The sound of the kettle whistling in the kitchen interrupted Bonnie’s lecture to me on the ever-depressing state of my self-confidence. Her long, floral bathrobe floated behind her as she disappeared into the kitchen. I wrapped my legs under the knitted blue blanket on her couch and glanced lazily at all the trinkets she collected from decades of travel; a green, cloisonné vase from a flea market in Arles, a tapestry from Istanbul, postcards taped to the wall from her study-abroad semester in Czech.
Bonnie came back into the living room with two cups in hand, steam billowing over their edges. “It’s lemon balm and mint from my downstairs neighbor’s garden. Yours has honey,” she told me as she handed me the cup. It smelled sweet, like Fruit Loops. Bonnie sunk back onto the floor. Even with the option of an open chair, Bonnie always preferred sitting on the ground.
“Anyway, what was I saying?”
“You were saying, ‘Don’t be so timid, Gina, otherwise people will think you’re a doormat,’” I said, mimicking her high-pitched voice.
Bonnie rolled her eyes and grinned. She took a large gulp of the scalding tea, leaving a red lipstick print on the rim of the white mug. “When you repeat it back to me it sounds so much more critical than I meant it. Gina, I only want people to recognize all this talent you keep so bottled up! If only people knew what kind of ideas you had floating around up there. You just have to keep trying.”
I shook my head and watched a few mint leaves that had escaped the strainer swirl to the bottom of my cup. “It’s not fair. I’ve sent close to twenty query letters at this point and whenever I’ve heard back from someone, it’s a rejection letter.”

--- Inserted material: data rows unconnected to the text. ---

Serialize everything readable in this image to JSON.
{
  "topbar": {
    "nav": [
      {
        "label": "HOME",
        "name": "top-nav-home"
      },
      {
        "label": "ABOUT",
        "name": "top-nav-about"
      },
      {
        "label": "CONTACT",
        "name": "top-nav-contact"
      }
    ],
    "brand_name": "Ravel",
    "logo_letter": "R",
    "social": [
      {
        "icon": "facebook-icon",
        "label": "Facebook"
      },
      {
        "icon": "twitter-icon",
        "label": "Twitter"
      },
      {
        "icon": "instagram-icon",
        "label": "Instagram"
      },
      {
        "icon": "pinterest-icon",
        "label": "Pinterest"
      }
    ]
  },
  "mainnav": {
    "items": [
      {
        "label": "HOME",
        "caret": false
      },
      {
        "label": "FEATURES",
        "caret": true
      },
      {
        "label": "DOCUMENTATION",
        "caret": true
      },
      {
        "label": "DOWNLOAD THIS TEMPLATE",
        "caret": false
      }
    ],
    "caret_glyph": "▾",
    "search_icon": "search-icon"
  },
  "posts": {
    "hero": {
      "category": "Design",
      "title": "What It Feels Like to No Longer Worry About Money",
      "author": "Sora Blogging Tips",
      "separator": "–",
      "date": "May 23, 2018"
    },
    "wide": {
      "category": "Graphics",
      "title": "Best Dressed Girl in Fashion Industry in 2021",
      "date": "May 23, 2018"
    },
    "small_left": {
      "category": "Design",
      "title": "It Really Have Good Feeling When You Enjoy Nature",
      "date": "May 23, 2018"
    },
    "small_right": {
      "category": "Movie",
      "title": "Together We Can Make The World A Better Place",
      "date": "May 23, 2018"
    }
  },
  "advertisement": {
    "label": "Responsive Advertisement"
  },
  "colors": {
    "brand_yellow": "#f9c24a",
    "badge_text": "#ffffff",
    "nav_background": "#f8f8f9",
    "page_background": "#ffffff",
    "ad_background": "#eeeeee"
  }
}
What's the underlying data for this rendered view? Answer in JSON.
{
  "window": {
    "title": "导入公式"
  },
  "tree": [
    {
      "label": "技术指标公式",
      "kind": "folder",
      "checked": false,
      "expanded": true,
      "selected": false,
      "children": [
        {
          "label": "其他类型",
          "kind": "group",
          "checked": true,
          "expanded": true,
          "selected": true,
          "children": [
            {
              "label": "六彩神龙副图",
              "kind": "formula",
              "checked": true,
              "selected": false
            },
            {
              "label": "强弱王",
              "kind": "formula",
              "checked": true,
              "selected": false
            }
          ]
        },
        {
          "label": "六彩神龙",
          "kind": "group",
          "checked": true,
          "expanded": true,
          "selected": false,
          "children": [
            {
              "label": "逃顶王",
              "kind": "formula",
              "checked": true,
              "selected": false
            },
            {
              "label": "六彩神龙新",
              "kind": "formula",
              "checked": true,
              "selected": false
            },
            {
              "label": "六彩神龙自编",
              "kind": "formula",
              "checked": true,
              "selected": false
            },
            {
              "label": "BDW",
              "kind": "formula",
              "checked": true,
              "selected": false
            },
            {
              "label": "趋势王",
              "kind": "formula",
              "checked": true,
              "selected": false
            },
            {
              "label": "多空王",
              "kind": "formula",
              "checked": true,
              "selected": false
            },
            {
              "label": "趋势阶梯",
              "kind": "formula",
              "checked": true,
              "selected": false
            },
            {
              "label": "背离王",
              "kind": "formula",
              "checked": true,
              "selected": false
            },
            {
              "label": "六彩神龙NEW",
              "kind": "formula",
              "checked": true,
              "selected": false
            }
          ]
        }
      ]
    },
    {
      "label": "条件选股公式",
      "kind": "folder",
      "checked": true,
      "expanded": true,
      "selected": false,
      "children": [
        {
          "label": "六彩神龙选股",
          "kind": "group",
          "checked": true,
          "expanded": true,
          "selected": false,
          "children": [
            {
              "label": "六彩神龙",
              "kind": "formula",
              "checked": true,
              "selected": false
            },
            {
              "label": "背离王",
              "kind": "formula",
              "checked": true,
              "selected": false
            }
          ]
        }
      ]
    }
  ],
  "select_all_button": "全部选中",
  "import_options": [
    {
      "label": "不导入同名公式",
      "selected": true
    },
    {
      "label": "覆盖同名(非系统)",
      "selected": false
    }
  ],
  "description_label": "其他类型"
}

“Babe, you just have to keep trying,” Bonnie pleaded. “When I was your age, I must have contacted a hundred art galleries before I heard back from just one.” Bonnie was ten years older than me, a fact I often forgot but she took great pleasure in reminding me. She didn’t act like any other 34-year-olds I knew; she still spent most Saturday evenings bar-hopping and going to nightclubs. She loved when people assumed she had just graduated college, and she used to say a night was well-spent if she could only remember half of it the next morning. Still, she wanted me to think she was wise, and sometimes I did. Bonnie was a sculptor who made life-sized statues of people doing ordinary things out of ordinary objects. Most were in outdoor galleries around New Jersey, but one, a man made entirely out of used toothbrushes sitting in a chair with his legs crossed, lived in the corner of her living room. For some reason, it was her favorite, but whenever I spent the night and slept on her couch, its hunched figure unnerved me.
“I think my biggest fear is being unoriginal–that all these publishers read my first chapter and have already seen ten, slightly different versions of the same thing from other people. I mean, it took me two years to write this thing and for all I know it might be the most unoriginal, boring piece of literature these people have ever read.”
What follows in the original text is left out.